J’ai une crainte. Si aujourd’hui, on doit mettre un schéma qui nous ramènerait à la dualité au sommet de l’Etat, nous n’en voulons pas. Nous attirons l’attention du Président là-dessus. Ce qui est d’autant plus inévitable, qu’en se référant à l’actualité politique, on voit que certaines personnes ont clairement décliné leurs ambitions d’être des présidents de la République. Par exemple, Macky Sall a dit qu’il veut être président de la République. Idrissa Seck dit : je veux être le quatrième Président du Sénégal. Donc j’estime que si on ramène ces gens autour du Président, il aura à ses côtés des concurrents directs, s’il doit se représenter. A ces côtés, ils vont s’occuper à mettre en place des mécanismes pour leur accession à la magistrature suprême en 2012. Toutes les actions politiques qui vont être menées seront des actions de reconfigurations. Les gens, se disant que le président de la République va arrêter en 2012, iront se ranger autour de la personne qui semble être choisie. En ce moment, on aura un camp pour le vice-président et un autre camp de fidélité qui ne se départira jamais du président de la République. Et si l’on n’y prend pas garde, les querelles politiciennes qui s’ensuivront vont encore nous retarder par rapport aux travaux à faire dans les trois ans et nous éloigner des préoccupations des populations.

Aujourd’hui, un nouveau gouvernement s’impose. A votre avis comment doit se faire cette recomposition gouvernementale ?

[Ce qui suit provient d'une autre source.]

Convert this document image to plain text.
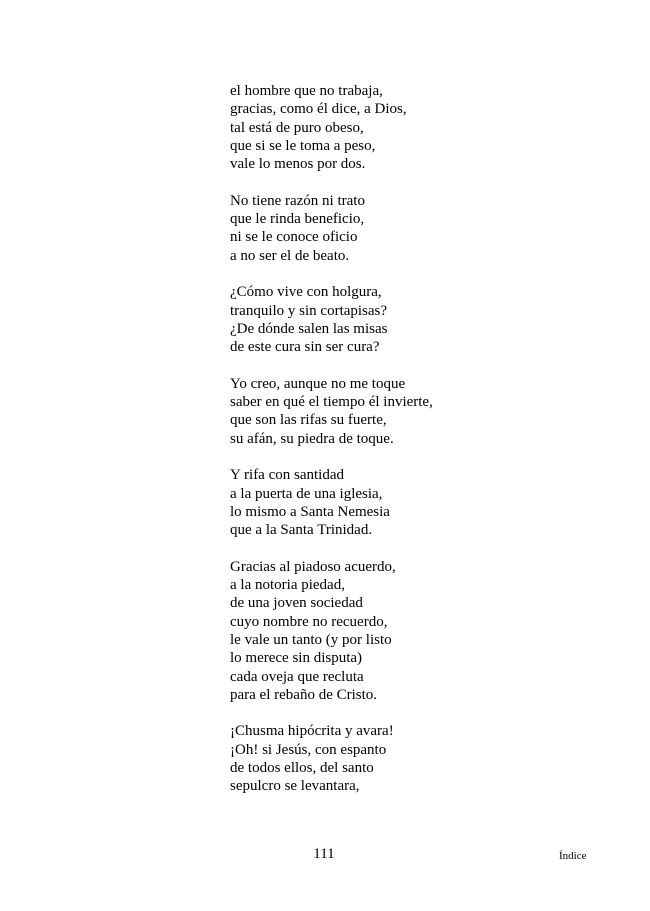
el hombre que no trabaja,
gracias, como él dice, a Dios,
tal está de puro obeso,
que si se le toma a peso,
vale lo menos por dos.
No tiene razón ni trato
que le rinda beneficio,
ni se le conoce oficio
a no ser el de beato.
¿Cómo vive con holgura,
tranquilo y sin cortapisas?
¿De dónde salen las misas
de este cura sin ser cura?
Yo creo, aunque no me toque
saber en qué el tiempo él invierte,
que son las rifas su fuerte,
su afán, su piedra de toque.
Y rifa con santidad
a la puerta de una iglesia,
lo mismo a Santa Nemesia
que a la Santa Trinidad.
Gracias al piadoso acuerdo,
a la notoria piedad,
de una joven sociedad
cuyo nombre no recuerdo,
le vale un tanto (y por listo
lo merece sin disputa)
cada oveja que recluta
para el rebaño de Cristo.
¡Chusma hipócrita y avara!
¡Oh! si Jesús, con espanto
de todos ellos, del santo
sepulcro se levantara,
111	Índice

Il n’est pas de mon ressort de former un gouvernement, mais je peux parler des principes généraux. Il faut que le Président rassemble toute la famille libérale comme il l’a dit. Il faut également qu’il y associe toutes les ressources sénégalaises. Mais il doit régler une question de taille.. C’est-à-dire affirmer clairement dès le début qu’il est le patron de tous. C’est-à-dire, faire de telle sorte qu’il n’y ait pas de possibilité que des gens se positionnent après lui. Car certains vont venir pour régler des comptes et d’autres pour chercher les ressources pour 2012. Et encore une fois c’est le peuple qui va payer. Et le peuple ne l’entendra pas de cette oreille, même s’il a confiance au Président. Et c’est ce que le président de la République va sortir comme solution qui lui permettra, soit de reprendre les choses en main, soit de laisser le navire couler. C’est un choix politique qu’il faudra faire. Le Président a sa majorité ; il a les Sénégalais ; il a parcouru le pays ; il a écouté ; il a vu. Dès lors, il peut faire une recomposition la plus intelligente possible, pour que nous puissions faire face. Parce que la vie politique est un éternel combat.

Selon vous, devrait-t-on aller à un gouvernement d’union nationale ?

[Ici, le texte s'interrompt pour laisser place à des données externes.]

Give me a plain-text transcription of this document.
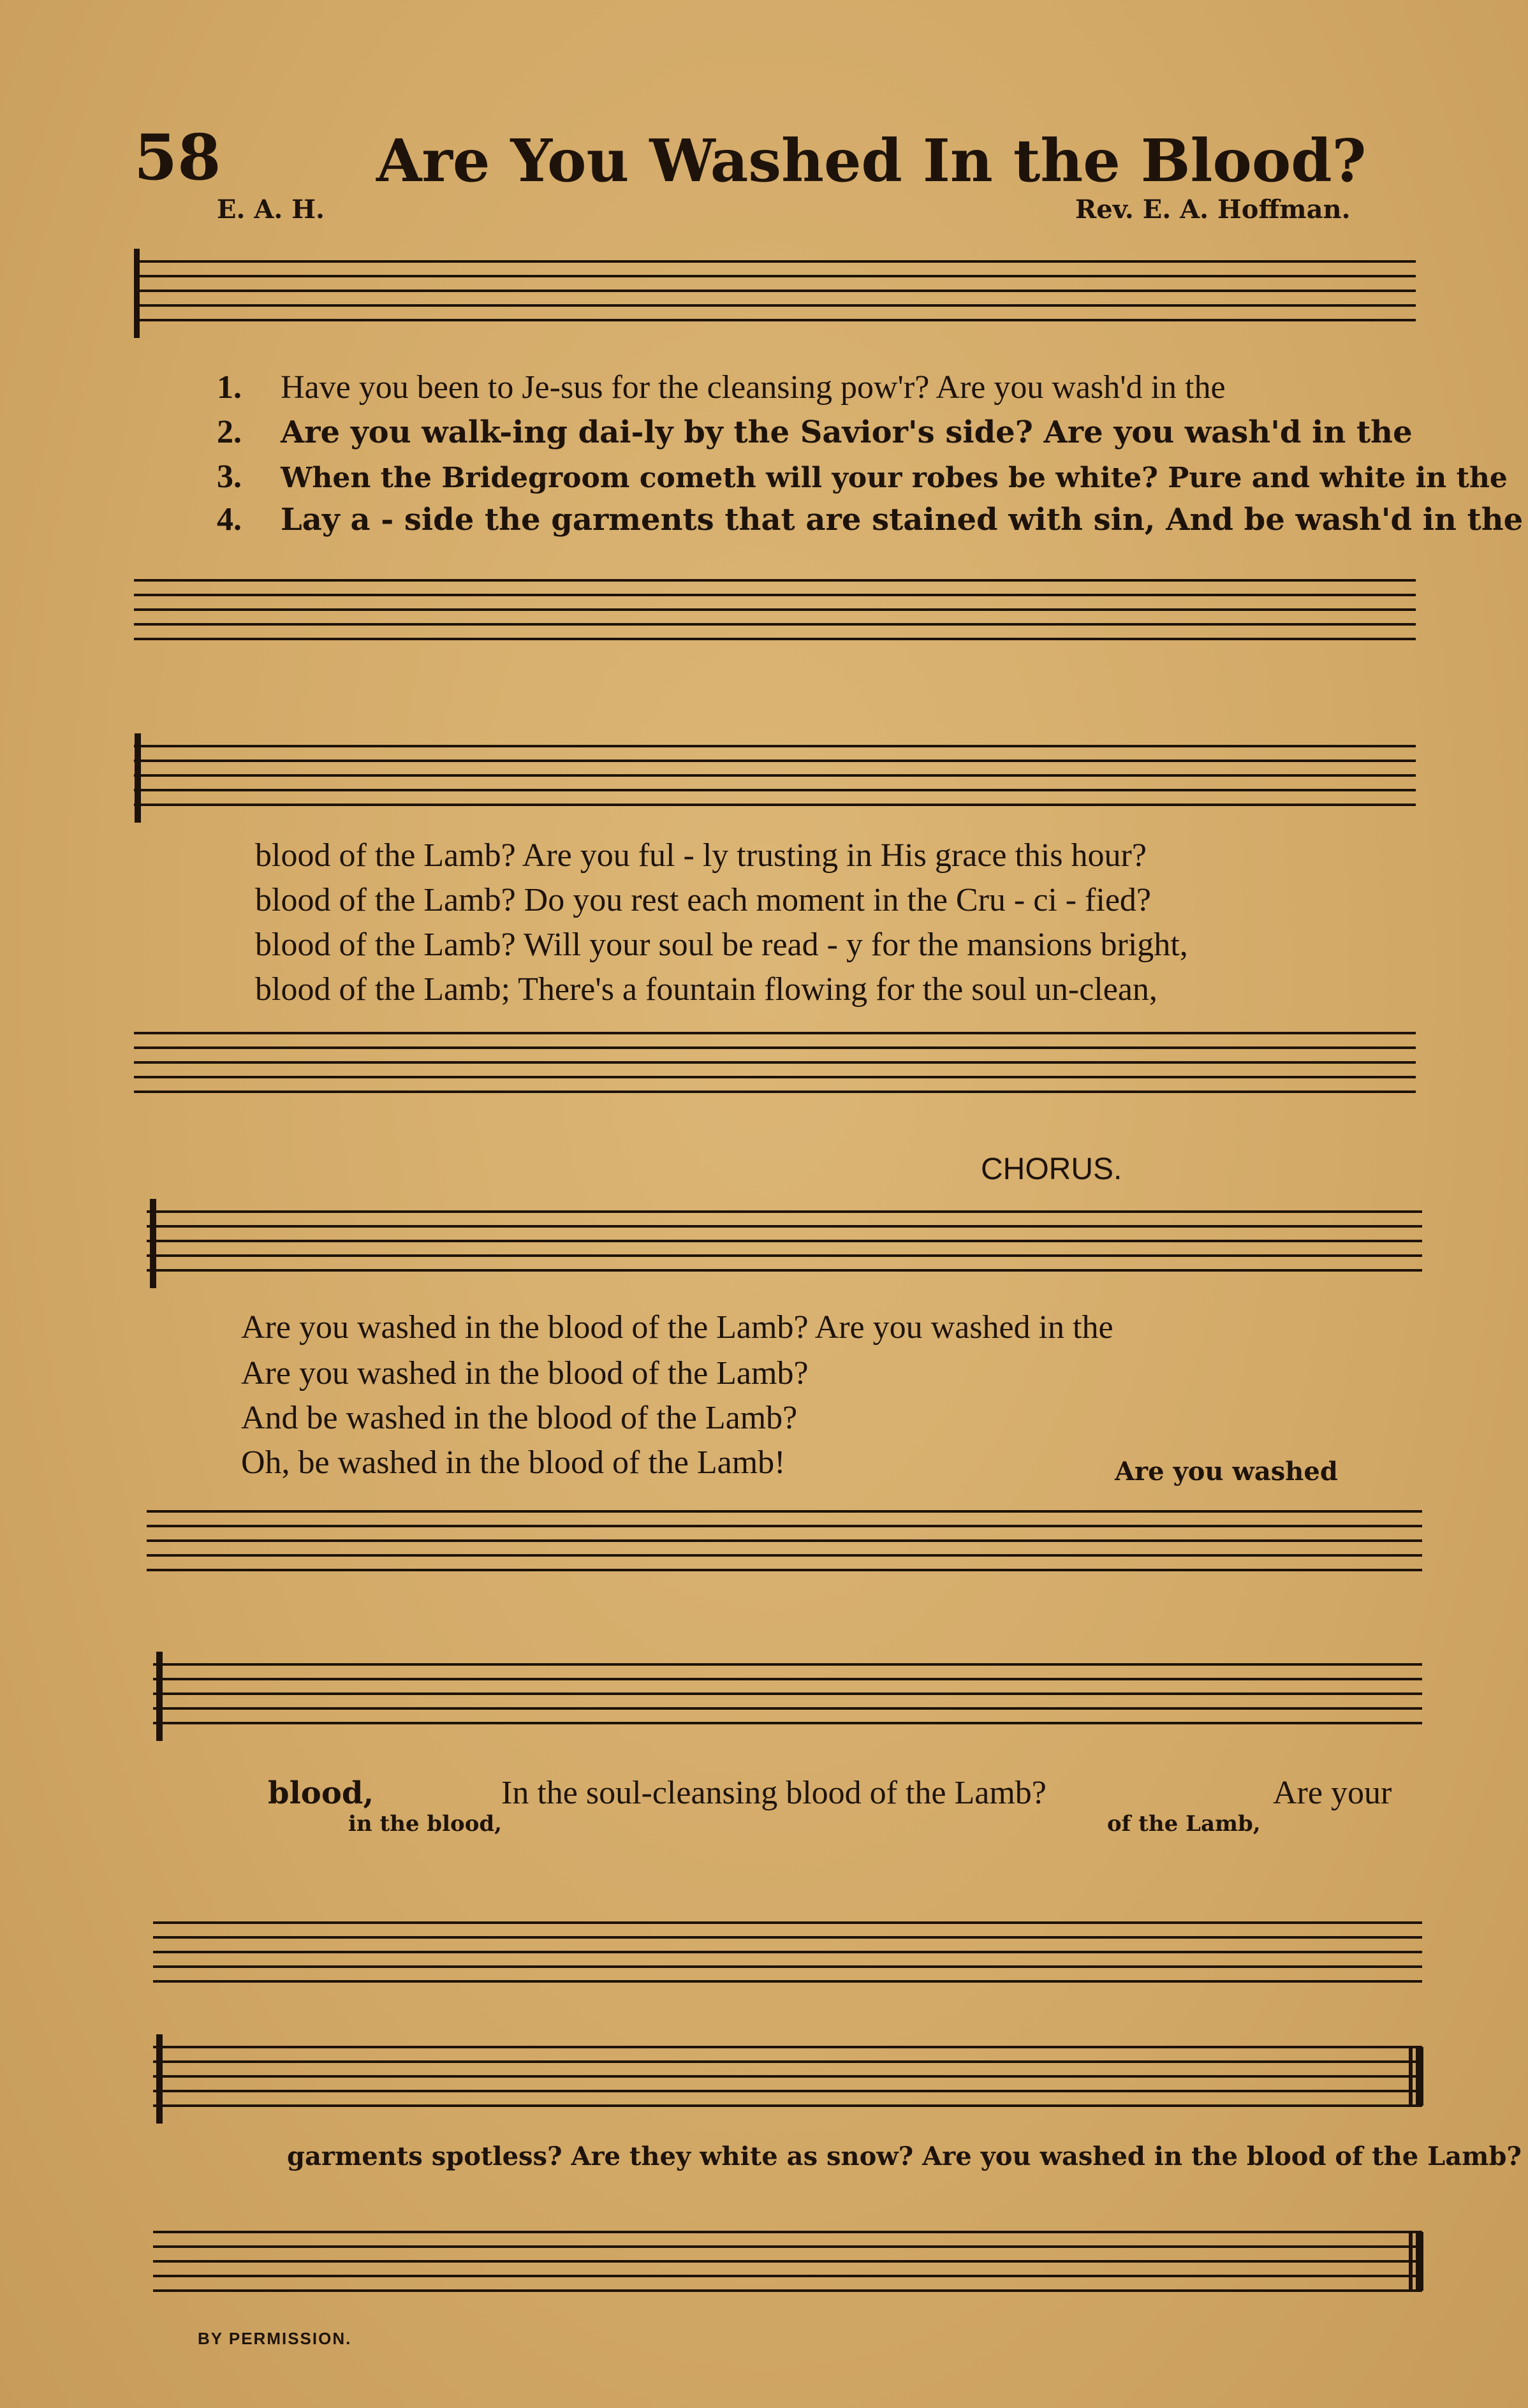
58	Are You Washed In the Blood?
E. A. H.	Rev. E. A. Hoffman.
1. Have you been to Je-sus for the cleansing pow'r? Are you wash'd in the
2. Are you walk-ing dai-ly by the Savior's side? Are you wash'd in the
3. When the Bridegroom cometh will your robes be white? Pure and white in the
4. Lay a - side the garments that are stained with sin, And be wash'd in the
blood of the Lamb? Are you ful - ly trusting in His grace this hour?
blood of the Lamb? Do you rest each moment in the Cru - ci - fied?
blood of the Lamb? Will your soul be read - y for the mansions bright,
blood of the Lamb; There's a fountain flowing for the soul un-clean,
CHORUS.
Are you washed in the blood of the Lamb? Are you washed in the
Are you washed in the blood of the Lamb?
And be washed in the blood of the Lamb?
Oh, be washed in the blood of the Lamb!	Are you washed
blood,	In the soul-cleansing blood of the Lamb?	Are your
in the blood,	of the Lamb,
garments spotless? Are they white as snow? Are you washed in the blood of the Lamb?
BY PERMISSION.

Un nouveau gouvernement, oui, mais un gouvernement d’union nationale, ce n’est pas possible à mon avis. D’abord pour la bonne et simple raison qu’il y a un problème de confiance entre l’opposition et le président de la République. Ensuite, l’opposition sortie revigorée des élections locales, sachant qu’elle est en bonne voie pour nous pousser vers la sortie, ne voudra jamais gouverner avec nous. Surtout qu’elle sait que le Sénégal va être dans une campagne électorale permanente. Il y a enfin, le discours des leaders de l’opposition. Vous avez vu les sorties de Bathily, de Moustapha Niasse, de Tanor, après le discours du chef de l’Etat, refusant le statut du chef de l’opposition et remettant sur la table le problème de la légitimité du président de la République, en disant que le fichier n’était pas bon et qu’ils considèrent jusqu’à présent que l’élection de 2007 n’était pas transparente. Donc ces gens sont toujours sur les mêmes positions et ne veulent pas être aux côtés du chef de l’Etat. En dehors de ses considérations, je suis convaincu qu’un gouvernement d’union nationale n’aidera pas les Sénégalais. Parce qu’il va être un gouvernement de tiraillements, de positionnement et de recherche de ressources en direction de 2012.